Zu viel Bürokratie, verändertes Einkaufsverhalten der Menschen und mangelnder Nachwuchs machen gerade kleinen Metzgereien im Land das Leben schwer. Auf den Spuren eines sterbenden Handwerks.
Stuttgart - Eigentlich liegt die Immobilie in guter Lage. Trotzdem kommen an diesem Vormittag so gut wie keine Passanten an der Kreuzung mitten im Ortskern von Albstadt-Tailfingen vorbei.
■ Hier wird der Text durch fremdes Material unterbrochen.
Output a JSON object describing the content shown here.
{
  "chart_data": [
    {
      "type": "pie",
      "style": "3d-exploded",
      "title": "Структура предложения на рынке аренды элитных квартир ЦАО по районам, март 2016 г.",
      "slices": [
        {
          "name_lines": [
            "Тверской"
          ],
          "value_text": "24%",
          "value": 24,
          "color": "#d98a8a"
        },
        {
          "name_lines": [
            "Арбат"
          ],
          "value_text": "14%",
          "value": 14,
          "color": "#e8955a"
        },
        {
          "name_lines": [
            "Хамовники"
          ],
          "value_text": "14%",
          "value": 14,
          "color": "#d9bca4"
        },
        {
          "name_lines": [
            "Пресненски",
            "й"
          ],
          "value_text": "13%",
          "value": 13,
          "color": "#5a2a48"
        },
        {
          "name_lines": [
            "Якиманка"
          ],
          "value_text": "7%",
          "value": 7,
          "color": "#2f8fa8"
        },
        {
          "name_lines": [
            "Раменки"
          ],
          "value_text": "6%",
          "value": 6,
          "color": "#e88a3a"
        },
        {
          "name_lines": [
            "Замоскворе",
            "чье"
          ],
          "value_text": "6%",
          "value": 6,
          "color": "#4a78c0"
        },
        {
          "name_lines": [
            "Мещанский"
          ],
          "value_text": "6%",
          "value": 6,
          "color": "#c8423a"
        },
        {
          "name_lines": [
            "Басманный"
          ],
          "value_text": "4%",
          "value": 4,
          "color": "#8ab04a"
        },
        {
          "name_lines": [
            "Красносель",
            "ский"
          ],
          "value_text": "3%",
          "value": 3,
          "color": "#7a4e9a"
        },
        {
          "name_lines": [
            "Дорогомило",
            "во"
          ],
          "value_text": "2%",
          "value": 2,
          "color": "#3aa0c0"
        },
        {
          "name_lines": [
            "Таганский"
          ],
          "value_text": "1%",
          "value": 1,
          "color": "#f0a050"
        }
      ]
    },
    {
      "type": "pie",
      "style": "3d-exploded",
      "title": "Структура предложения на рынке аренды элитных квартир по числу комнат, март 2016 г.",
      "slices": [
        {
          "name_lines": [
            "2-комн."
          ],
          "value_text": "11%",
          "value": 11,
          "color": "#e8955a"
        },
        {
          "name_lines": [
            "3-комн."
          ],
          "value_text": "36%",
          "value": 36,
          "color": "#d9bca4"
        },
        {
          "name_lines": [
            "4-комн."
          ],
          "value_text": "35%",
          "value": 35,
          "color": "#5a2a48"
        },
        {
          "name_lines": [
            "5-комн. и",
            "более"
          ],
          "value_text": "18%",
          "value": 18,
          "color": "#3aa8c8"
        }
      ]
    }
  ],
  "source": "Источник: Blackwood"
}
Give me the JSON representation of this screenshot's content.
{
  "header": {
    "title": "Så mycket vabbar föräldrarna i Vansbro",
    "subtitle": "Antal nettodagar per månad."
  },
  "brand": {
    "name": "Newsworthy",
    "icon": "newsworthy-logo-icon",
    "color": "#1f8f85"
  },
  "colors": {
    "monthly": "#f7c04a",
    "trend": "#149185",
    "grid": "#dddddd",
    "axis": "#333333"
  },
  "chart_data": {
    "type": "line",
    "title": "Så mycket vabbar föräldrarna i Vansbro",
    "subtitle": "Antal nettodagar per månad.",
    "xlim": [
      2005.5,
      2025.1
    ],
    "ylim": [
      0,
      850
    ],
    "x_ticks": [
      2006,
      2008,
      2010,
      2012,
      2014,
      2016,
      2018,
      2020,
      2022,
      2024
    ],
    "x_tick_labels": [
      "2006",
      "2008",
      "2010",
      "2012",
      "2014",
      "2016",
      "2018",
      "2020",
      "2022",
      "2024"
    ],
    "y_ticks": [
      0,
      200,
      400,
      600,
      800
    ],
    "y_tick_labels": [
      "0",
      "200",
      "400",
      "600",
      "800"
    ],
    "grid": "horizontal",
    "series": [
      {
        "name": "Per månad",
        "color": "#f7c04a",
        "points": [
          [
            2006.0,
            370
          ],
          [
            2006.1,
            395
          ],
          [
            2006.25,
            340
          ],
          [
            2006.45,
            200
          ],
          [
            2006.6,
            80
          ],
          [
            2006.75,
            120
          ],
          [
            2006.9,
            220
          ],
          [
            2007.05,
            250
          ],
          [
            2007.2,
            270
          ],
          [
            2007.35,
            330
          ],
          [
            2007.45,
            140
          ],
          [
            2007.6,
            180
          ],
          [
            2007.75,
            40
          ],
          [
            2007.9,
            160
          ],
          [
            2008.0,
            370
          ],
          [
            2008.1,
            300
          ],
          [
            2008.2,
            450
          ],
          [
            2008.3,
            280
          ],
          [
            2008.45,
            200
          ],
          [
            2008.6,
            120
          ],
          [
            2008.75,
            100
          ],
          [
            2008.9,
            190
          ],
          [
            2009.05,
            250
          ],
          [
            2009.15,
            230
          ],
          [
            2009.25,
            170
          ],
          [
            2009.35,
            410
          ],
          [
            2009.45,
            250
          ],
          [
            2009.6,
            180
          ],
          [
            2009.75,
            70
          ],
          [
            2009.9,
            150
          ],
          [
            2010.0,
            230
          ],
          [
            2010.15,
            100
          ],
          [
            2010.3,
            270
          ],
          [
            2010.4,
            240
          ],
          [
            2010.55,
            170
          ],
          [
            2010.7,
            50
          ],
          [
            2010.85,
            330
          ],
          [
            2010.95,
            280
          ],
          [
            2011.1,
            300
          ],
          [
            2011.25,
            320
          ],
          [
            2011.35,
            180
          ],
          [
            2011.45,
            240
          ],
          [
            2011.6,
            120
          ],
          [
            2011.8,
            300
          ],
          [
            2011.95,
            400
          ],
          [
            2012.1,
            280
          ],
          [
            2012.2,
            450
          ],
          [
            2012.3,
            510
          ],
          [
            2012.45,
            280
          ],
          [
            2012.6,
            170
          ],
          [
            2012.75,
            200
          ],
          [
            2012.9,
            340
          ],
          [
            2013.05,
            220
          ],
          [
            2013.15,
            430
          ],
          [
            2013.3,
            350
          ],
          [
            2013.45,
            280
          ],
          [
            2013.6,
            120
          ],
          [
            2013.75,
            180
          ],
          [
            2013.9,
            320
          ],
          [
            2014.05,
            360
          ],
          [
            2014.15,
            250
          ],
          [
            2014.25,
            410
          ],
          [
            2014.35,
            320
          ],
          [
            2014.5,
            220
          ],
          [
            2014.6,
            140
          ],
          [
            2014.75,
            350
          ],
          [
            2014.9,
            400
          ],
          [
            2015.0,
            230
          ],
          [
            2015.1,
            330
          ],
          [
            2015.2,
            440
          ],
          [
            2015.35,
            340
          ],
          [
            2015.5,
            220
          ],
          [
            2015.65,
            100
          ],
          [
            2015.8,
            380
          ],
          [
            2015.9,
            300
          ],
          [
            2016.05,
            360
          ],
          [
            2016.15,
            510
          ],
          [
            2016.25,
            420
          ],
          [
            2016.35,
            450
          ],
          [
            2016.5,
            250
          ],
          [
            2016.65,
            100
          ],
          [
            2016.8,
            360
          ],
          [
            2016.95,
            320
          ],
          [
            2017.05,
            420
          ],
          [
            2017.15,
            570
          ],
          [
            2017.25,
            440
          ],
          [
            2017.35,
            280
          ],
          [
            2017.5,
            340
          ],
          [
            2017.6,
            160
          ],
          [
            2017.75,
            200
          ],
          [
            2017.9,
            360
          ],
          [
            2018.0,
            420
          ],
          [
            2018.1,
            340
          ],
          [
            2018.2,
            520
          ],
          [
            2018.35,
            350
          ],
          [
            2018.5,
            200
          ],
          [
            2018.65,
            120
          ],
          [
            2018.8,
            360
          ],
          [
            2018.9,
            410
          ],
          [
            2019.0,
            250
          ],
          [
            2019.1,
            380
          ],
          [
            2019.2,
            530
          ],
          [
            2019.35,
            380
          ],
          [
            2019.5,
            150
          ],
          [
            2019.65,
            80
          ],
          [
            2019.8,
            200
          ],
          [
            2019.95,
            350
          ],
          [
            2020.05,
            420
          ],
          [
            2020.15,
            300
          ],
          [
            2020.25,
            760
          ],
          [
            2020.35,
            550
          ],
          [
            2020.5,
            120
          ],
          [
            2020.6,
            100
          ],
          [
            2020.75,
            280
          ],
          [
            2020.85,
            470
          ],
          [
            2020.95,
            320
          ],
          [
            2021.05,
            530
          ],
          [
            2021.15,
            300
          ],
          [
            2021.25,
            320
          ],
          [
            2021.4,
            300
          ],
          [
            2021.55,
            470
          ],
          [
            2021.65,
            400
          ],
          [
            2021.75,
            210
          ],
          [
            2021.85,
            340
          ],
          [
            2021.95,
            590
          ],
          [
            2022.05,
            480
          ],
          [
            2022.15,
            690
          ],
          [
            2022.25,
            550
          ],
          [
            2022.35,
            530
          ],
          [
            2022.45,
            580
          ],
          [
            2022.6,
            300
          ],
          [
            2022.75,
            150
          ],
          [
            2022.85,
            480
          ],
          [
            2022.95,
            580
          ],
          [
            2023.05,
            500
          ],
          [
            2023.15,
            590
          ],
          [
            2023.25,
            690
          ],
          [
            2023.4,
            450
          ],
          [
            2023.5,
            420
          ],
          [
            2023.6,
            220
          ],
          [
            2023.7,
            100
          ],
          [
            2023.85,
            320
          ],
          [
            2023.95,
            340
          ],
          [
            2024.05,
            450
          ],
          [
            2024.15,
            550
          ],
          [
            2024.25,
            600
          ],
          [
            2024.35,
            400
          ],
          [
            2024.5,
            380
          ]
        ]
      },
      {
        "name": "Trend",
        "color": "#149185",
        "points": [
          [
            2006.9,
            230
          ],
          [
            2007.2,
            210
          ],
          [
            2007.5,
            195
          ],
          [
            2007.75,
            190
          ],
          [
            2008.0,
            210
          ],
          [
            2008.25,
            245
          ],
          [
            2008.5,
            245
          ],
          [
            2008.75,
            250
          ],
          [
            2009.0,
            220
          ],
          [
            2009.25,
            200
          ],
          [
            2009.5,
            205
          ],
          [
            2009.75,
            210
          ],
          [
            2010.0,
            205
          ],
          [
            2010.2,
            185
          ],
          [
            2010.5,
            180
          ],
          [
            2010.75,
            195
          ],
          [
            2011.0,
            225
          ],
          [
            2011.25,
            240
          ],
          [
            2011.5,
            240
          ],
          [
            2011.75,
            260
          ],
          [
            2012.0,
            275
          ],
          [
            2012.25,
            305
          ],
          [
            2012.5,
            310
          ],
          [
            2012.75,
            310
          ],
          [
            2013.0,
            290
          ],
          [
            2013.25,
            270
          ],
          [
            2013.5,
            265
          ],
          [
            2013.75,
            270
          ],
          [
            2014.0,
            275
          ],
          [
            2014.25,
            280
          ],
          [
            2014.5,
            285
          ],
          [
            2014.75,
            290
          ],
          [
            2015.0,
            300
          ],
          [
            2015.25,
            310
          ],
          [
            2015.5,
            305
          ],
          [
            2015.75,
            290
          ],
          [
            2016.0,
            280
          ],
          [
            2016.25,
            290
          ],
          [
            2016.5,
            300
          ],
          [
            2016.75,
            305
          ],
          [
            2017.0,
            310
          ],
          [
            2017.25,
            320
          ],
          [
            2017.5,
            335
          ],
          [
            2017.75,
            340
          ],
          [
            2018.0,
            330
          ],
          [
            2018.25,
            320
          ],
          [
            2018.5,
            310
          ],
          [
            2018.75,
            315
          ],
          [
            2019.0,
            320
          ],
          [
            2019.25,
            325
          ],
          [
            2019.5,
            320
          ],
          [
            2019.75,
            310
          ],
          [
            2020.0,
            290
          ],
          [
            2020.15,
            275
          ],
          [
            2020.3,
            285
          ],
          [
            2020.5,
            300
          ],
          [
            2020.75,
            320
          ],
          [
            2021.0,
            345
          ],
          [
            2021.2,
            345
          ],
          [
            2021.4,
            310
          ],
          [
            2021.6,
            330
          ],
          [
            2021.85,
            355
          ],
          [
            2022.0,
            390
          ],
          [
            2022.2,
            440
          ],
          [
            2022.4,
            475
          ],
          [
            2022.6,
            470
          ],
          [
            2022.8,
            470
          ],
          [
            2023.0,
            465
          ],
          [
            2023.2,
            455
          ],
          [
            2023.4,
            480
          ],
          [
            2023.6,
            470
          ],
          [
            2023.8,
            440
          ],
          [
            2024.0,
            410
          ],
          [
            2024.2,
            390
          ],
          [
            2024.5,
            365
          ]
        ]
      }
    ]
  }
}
Lediglich ein älterer Herr im gemusterten Pullunder schiebt seinen Rollator vorsichtig den Bürgersteig entlang und lugt neugierig die Treppe hinauf zur Metzgerei. Wie lange dort noch die automatischen Schiebetüren zum Verkaufsraum auf- und zugehen, ist ungewiss.
Inhaber Alfred Klaiber (64) kann im nächsten Jahr in Rente gehen. Körperlich fühle er sich zwar noch in der Lage weiterzumachen, aber finanziell lohne sich das für seine Frau und ihn „fast nicht mehr“, sagt der Metzgermeister: „Bevor ich nur noch arbeite, um gerade so die Kosten zu decken, lasse ich es lieber.“ Und ein Nachfolger? Ist nicht in Sicht. Er könne sich zwar vorstellen, dass man in anderen Städten noch Interessenten finde. Aber hier auf der Schwäbischen Alb, in einer ländlichen Gegend? „Da tut sich das doch keiner freiwillig an“, sagt Klaiber.
Als er 1987 den Familienbetrieb von seinem Vater übernahm, sei das Geschäft „noch richtig gut“ gelaufen. Man habe Lehrlinge ausgebildet, neun oder zehn Schweine pro Woche geschlachtet und viele Mitarbeiter von ortsansässigen Unternehmen als Kunden gehabt. Die Gegenwart allerdings sieht anders aus. Genauer gesagt: mies. Klaiber produziert nicht mal mehr halb so viel Fleisch und Wurst wie damals. „Unsere Stammkundschaft stirbt uns weg“, sagt er. Neue Kunden zu gewinnen sei schwierig. Im Ort gebe es kaum noch Firmen. Viele Menschen zögen für eine Ausbildung, ein Studium oder einen Job weg. „Und die wenigen Jungen, die bleiben, schauen nur auf den Preis.“ Sie kaufen Salami oder Schinken an der Wursttheke im Supermarkt oder abgepackt beim Discounter statt bei ihm.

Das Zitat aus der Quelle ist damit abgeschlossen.